Proteste gegen Şengal-Angriff in Berlin, Bremen und Bielefeld

In Berlin, Bremen und Bielefeld ist gegen den tödlichen Anschlag des türkischen Staates in Şengal protestiert worden. Bei dem Drohnenangriff vom Montag kamen ein Kommandant und ein Kämpfer der ezidischen Widerstandseinheiten YBŞ ums Leben.

In Berlin, Bremen und Bielefeld ist gegen das mörderische Vorgehen der Türkei gegen die ezidische Gemeinschaft in Şengal protestiert und ein offizieller Status für die Region gefordert worden. Hintergrund ist der tödliche Anschlag vom Montag, bei dem der YBŞ-Kommandant Seîd Hesen (Saeed Hassan) und dessen Neffe, der YBŞ-Kämpfer Îsa Xwedêda, getötet wurden. Drei weitere Personen wurden verletzt.

Die ezidische Community sieht den Angriff als Fortsetzung des Genozids der Terrororganisation „Islamischer Staat“ (IS) in Şengal. Der Tod von Seîd Hesen löste dort tiefste Betroffenheit und Trauer aus, da er besonders nach dem Völkermord 2014 beim Aufbau von autonomen Strukturen und der Selbstverteidigung der ezidischen Gesellschaft in der Region eine bedeutende Rolle eingenommen hatte. Auch in Deutschland lebende Ezidinnen und Eziden sind bestürzt. „Wir fordern die Bundesregierung dazu auf, ihre Unterstützung des faschistischen Regimes von Recep Tayyip Erdogan sofort zu beenden“, betonte eine Rednerin auf der von den ezidischen Organisationen HCÊ, SMJÊ und NAV-YEK sowie dem Kurdistan-Zentrum organisierten Kundgebung vor dem Bielefelder Hauptbahnhof.

Der Schulterschluss der Bundesregierung hätte eine „entscheidende Wirkung“ auf die antikurdische Verfolgungs- und Vernichtungspolitik in Ankara, hieß es weiter. Andere Redner:innen kritisierten die deutsche Rüstungspolitik, die Verbrechen wie den jüngsten Drohnenangriff mit Waffenlieferungen unterstütze und damit eine klare Verantwortung an Krieg, Tod und der daraus resultierenden Flucht trage. Die Kriminalisierung der Kurd:innen hierzulande durch deutsche Sicherheitsbehörden wurde ebenfalls benannt. „Ein neues 2014 darf nicht zugelassen werden“, hieß es abschließend in einem Appell.

Westen duldet Völkerrechtsbrücke der Türkei

In Berlin trafen ein paar Dutzend Menschen am Alexanderplatz zum Protest ein.
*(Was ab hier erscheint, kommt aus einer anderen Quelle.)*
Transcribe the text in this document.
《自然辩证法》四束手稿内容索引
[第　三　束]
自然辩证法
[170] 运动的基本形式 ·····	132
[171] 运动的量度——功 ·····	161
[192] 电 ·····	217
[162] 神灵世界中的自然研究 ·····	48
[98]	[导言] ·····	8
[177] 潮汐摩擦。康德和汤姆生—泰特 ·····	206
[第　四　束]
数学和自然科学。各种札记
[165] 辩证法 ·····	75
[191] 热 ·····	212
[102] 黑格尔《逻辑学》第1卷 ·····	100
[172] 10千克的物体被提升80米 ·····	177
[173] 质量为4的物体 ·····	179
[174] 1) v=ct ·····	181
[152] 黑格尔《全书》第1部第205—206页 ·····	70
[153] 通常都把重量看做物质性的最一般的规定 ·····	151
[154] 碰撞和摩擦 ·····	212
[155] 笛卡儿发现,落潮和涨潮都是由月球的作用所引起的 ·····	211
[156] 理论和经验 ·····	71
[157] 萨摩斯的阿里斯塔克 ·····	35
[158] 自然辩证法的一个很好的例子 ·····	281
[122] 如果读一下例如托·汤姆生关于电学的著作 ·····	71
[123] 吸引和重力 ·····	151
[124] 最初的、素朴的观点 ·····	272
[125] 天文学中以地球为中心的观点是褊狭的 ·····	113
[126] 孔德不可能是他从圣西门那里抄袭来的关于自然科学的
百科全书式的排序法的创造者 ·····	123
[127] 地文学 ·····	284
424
Es wurde eine Erklärung ezidischer Verbände verlesen, in der der Anschlag von Şengal als „Angriff auf das Existenz- und Selbstbestimmungsrecht“ der Ezid:innen bezeichnet und Autonomie für die Region eingefordert wurde. In einem Klima aus Krieg und Zerstörung war nach dem Genozid in Şengal ein basisdemokratisches Projekt mit den Grundlagen der Demokratie, Frauenbefreiung und Ökologie aufgebaut worden, in dem die ezidische Gesellschaft sich selbst verwalten und verteidigen kann. Der türkische Staat greife diese Errungenschaften gezielt an und führe vom Westen geduldete völkerrechtswidrige Militäraktionen durch. Das dürfe nicht akzeptiert werden.

Kundgebung in Berlin

In Bremen, wo es eine größere ezidische Community gibt, brachten die Menschen ebenfalls ihre Wut und Trauer über den tödlichen Luftschlag in Şengal in ihren Worten zum Ausdruck. Als sei die leidvolle Erfahrung des letzten Fermans durch die Schergen des IS nicht schon genug, mache sich der türkische Staat zum wiederholten Mal nachträglich zur „Luftwaffe der Dschihadisten“, hieß es unter anderem. Dass die sogenannte westliche Wertegemeinschaft sich damit offensichtlich arrangieren könne, sei bezeichnend. „Wer schweigt, macht sich mitschuldig“, lautete die Botschaft an die Bundesregierung.